Forfait pour l'entretien

29 mars 2019 11:33; Act: 29.03.2019 12:04 Print

«L'aide sociale n'est pas un substitut au salaire»

Le gouvernement bernois est convaincu que le forfait pour l'entretien des bénéficiaires de l'aide sociale doit être réduit afin d'éviter les effets pernicieux.

storybild
Sur ce sujet
Une faute?

La modification de la loi sur l'aide sociale, soumise au vote le 19 mai, est contestée par la gauche car elle ne respecte pas les normes minimales requises par la CSIAS.

«L'aide sociale doit redevenir une mesure d'urgence transitoire réservée aux personnes en difficulté; elle n'est pas un substitut au salaire», indique vendredi le gouvernement.

Le forfait pour l'entretien fondé sur les normes de la Conférence suisse des institutions d'action sociale (CSIAS) doit être diminué de 8% au plus. Les montants alloués aux bénéficiaires qui ne font pas suffisamment d'efforts pour s'insérer professionnellement et apprendre la langue devraient pouvoir être réduits plus fortement, soit une baisse allant jusqu'à 30%, selon le projet du Grand Conseil.
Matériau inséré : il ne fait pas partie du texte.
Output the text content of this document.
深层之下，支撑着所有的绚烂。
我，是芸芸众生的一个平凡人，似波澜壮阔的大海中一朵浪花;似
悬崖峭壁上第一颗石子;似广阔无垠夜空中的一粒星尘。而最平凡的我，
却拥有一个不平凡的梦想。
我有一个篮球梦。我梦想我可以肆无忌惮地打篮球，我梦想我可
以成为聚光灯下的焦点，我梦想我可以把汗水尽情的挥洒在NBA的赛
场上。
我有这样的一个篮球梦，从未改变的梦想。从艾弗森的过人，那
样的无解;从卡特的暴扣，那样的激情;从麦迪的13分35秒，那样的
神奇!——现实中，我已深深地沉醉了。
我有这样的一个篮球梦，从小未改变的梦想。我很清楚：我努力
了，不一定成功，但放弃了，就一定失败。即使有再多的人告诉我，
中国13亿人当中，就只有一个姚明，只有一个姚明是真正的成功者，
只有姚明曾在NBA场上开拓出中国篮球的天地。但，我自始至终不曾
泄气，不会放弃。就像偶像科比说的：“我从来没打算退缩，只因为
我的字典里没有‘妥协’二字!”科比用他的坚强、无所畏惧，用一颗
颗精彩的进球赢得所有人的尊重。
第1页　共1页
«L'insertion professionnelle des bénéficiaires de l?aide sociale et des personnes arrivées en Suisse comme réfugiées ces dernières années doit réussir, sans quoi le système d'aide sociale risque d'être débordé à l'avenir», a expliqué le conseiller d'Etat Pierre Alain Schnegg, directeur de la santé publique et de la prévoyance sociale.

Le canton dépense chaque année quelque 30 millions de francs pour des mesures d'insertion professionnelle (programmes d'occupation et d'insertion). «Ces montants sont appelés à augmenter, car une partie des économies réalisées grâce aux adaptations à la loi sur l'aide sociale financera des mesures d'insertion supplémentaires», précise le canton.

Baisse du forfait d'entretien critiquée

La gauche critique le projet du Grand Conseil et a proposé une autre version, qui sera aussi soumise au vote le 19 mai. Pour les opposants, les possibilités de sanctions sont suffisantes dans la loi en vigueur. Une grande partie des personnes concernées ne pourront pas, à leurs yeux, compenser la baisse du forfait pour l'entretien par des suppléments.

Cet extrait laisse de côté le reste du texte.